A West Virginia District Court went even further and held that Congress has the power to define injuries and give rise to a case or controversy where none existed before. So, the court reasoned, violation of the TCPA can be sufficient, even as a statutory right granted by statute, to constitute a concrete injury. Then, seemingly just to mollify the Spokeo Court, it found that the plaintiff was sufficiently injured by the depletion of her cell phone’s battery, and the resulting cost to recharge the phone. Mey v. Got Warranty, Inc. et al. The fact that these damages were apparently not alleged by the plaintiff is lost on the court who specifically found that “all ATDS calls” cause such harm. As these cases illustrate, the hurdle of “concrete” and “particularized” injury required to get a Plaintiff through the proverbial courthouse door after Spokeo appears to be really low, and the court itself may even boost a plaintiff over it.
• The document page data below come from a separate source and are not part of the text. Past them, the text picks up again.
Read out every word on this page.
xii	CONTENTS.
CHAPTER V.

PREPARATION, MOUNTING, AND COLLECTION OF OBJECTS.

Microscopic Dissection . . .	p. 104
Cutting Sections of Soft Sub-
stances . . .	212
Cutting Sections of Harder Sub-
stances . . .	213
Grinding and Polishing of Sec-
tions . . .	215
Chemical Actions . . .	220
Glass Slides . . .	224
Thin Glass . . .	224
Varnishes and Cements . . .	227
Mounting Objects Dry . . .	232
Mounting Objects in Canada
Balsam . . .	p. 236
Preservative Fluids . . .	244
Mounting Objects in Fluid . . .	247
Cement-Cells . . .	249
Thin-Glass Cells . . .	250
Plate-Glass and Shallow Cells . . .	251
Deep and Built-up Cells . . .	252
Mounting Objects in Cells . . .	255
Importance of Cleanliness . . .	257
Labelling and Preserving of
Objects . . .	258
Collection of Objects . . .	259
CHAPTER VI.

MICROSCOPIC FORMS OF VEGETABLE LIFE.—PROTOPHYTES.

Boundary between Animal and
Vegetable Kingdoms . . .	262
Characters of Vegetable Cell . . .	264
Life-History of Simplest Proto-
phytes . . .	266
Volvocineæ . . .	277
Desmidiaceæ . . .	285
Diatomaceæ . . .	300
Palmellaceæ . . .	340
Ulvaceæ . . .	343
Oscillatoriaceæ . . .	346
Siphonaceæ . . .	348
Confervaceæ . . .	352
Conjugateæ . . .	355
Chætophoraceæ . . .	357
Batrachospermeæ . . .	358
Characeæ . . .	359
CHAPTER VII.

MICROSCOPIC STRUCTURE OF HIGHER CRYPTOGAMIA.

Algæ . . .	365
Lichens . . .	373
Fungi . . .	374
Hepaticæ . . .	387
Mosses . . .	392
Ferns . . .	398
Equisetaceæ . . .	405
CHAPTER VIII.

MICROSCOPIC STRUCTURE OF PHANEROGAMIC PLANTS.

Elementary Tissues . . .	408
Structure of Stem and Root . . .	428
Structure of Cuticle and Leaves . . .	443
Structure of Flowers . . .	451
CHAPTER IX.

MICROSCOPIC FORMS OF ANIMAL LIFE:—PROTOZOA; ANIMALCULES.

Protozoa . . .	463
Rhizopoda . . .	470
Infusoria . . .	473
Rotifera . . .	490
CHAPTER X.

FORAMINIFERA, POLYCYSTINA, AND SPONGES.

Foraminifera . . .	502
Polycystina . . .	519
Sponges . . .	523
It is a hurdle that requires clearing, however, and some courts have dismissed TCPA cases for failure to sufficiently allege an injury in fact. The Western District of Pennsylvania found that a plaintiff who acknowledged getting multiple phones for the express purpose of suing for TCPA violations could not maintain her action because she had not suffered a violation of her legally protected privacy right. She had, in essence, invited the calls, and suffered no harm thereby. Then, in an opinion with no written findings, a New Jersey District Court recently dismissed a TCPA case with prejudice for lack of standing under Spokeo. Susinno v. Work Out World.
So, the death knell of TCPA litigation? Hardly. In order to survive a motion to dismiss, it appears that a would-be TCPA Plaintiff is required to allege some form of describable injury that they claim to have actually suffered. The Courts appear to be telling us, however, that the type of such injury can be nearly anything, and the impact of such injury can be miniscule.